I think true, but kind of trivial.  The vast majority of human interaction is bullshit (very often bullshit mixed with a small amount of metaphorical or directional actual communication (meaning: true and surprising data that someone can update on)).  Of course this includes vagueness, and especially vagueness that doesn't include an explanation of WHY it's unspecific.  

It's the reason LW reacts so badly to generalizations of politics as a weak attempt to discuss politics without the mind-killing.

comment by Josh Smith-Brennan (josh-smith-brennan) · 2021-05-14T23:28:47.748Z · LW(p) · GW(p)

"Bullshit is what Bullshitters use to justify their Bullshit to other Bullshitters."

( Vaguely motioning to a vague meme-like chart vaguely referring to some vague graphical Bullshit about some vague bullshit.) 

But it's broadly applicable and will only offend people you don't like. 

(Vaguely motioning to a different vague meme-like chart vaguely referring to some bullshit about the new bullshit.) 

It's funny that you mention this as I stumbled across this classic bit from the Onion just the other day and was looking for a good excuse to share it. (Warning: more coarse language) 

comment by ninjafetus · 2021-05-14T18:56:04.818Z · LW(p) · GW(p)

If numbers could be used but aren't then you are dealing with a taboo subject

Alternatively, the speaker doesn't precisely know, or the specifics are a distinction without consequence.  E.g., gjm's example where someone recommends against pursuing a career in theoretical physics "unless you're very smart."

Vague language is bullshit when the vagueness is deliberate with the intention to mislead.

Maybe this could be a subset of "simple" language  (vague because complexity is unnecessary), but it's not clear if this was an intent of that category.

comment by Pablo Repetto (pablo-repetto-1) · 2021-05-14T15:15:13.703Z · LW(p) · GW(p)

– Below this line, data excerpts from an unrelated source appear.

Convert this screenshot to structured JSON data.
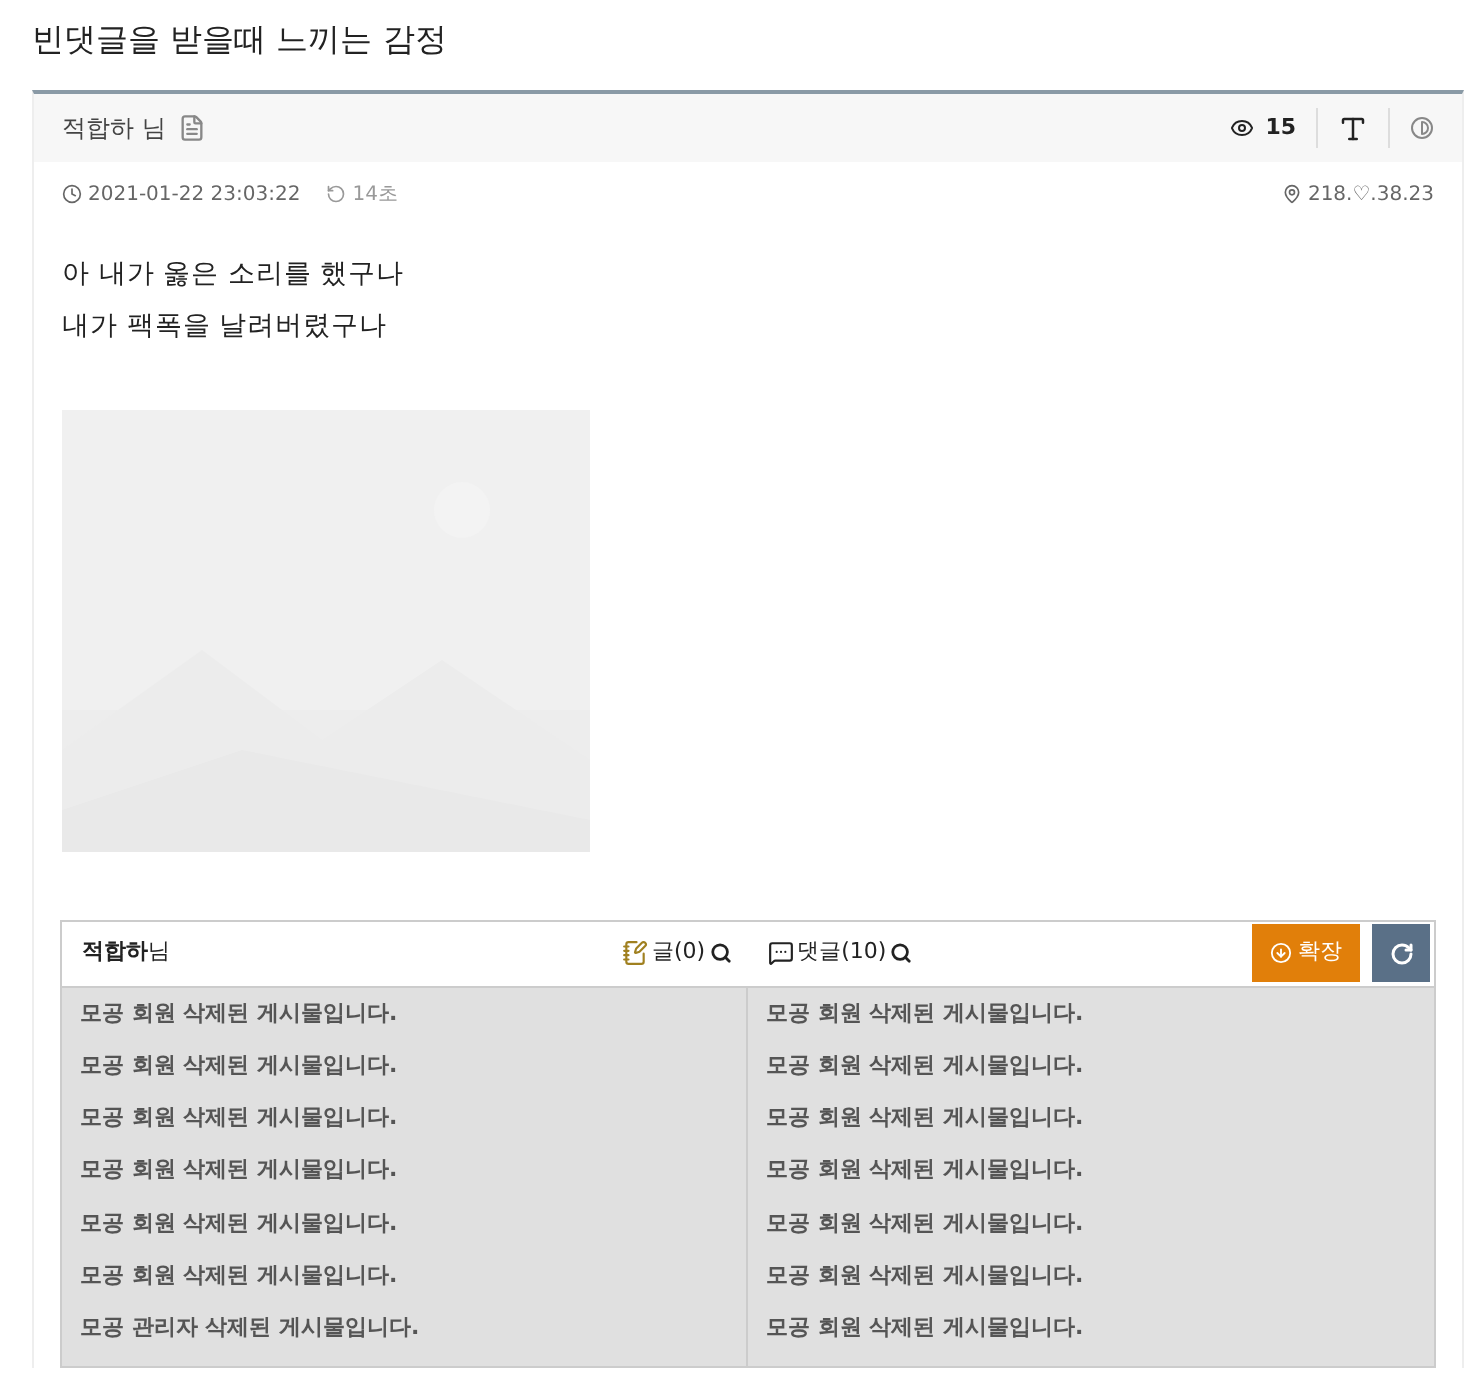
{
  "title": "빈댓글을 받을때 느끼는 감정",
  "post_header": {
    "author": "적합하 님",
    "views": "15"
  },
  "meta": {
    "datetime": "2021-01-22 23:03:22",
    "elapsed": "14초",
    "ip": "218.♡.38.23"
  },
  "body": [
    "아 내가 옳은 소리를 했구나",
    "내가 팩폭을 날려버렸구나"
  ],
  "member_box": {
    "name": "**적합하**님",
    "posts_label": "글(0)",
    "comments_label": "댓글(10)",
    "expand_button": "확장",
    "posts": [
      "모공 회원 삭제된 게시물입니다.",
      "모공 회원 삭제된 게시물입니다.",
      "모공 회원 삭제된 게시물입니다.",
      "모공 회원 삭제된 게시물입니다.",
      "모공 회원 삭제된 게시물입니다.",
      "모공 회원 삭제된 게시물입니다.",
      "모공 관리자 삭제된 게시물입니다."
    ],
    "comments": [
      "모공 회원 삭제된 게시물입니다.",
      "모공 회원 삭제된 게시물입니다.",
      "모공 회원 삭제된 게시물입니다.",
      "모공 회원 삭제된 게시물입니다.",
      "모공 회원 삭제된 게시물입니다.",
      "모공 회원 삭제된 게시물입니다.",
      "모공 회원 삭제된 게시물입니다."
    ]
  }
}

I have not yet read the book, but from a recommendation I infer that Leo Strauss' "Persecution and the Art of Writing" goes into considerable depth on the mechanics of using vagueness as a dogwhistling mechanism.

comment by DanArmak · 2021-05-15T13:22:10.083Z · LW(p) · GW(p)

Bullshit is what comes out of the mouth of someone who values persuasion over truth. [...] The people with a need to obscure the truth are those with a political or social agenda.

Almost all humans, in almost all contexts, value persuasion over truth and have a social agenda. Condemning all human behavior that is not truth-seeking is condemning almost all human behavior. This is a strong (normative? prescriptive? judgmental?) claim that should be motivated, but you seem to take it for given.

Persuasion is a natural and desirable behavior in a social, cooperative species that is also competitive on the individual level. The main alternative to persuasion is force, and in most cases I'm glad people use persuasion rather than force. Truth-seeking would also fare worse in a more violent world, because truth has some persuasion value but little violence-value.

Truth is instrumentally useful to persuasion inasfar as people are able to identify truth and inclined to prefer it. I'm all for increasing these two characteristics and otherwise "raising the sanity waterline". But that is very far from a blanket condemnation of "valuing persuasion over truth".

comment by mikbp · 2021-05-21T14:06:48.724Z · LW(p) · GW(p)

I generally agree with the post but I miss a paragraph pointing at that precise language can be (and it is extensively used to) bullshit. It is hinted in "How many shares of a company you own is vaguer than what percentage you own". And also, as others say, vague language does not imply attempting to obscure reality.

I find also that nuanced language is much more precise and less bullshit than very direct language.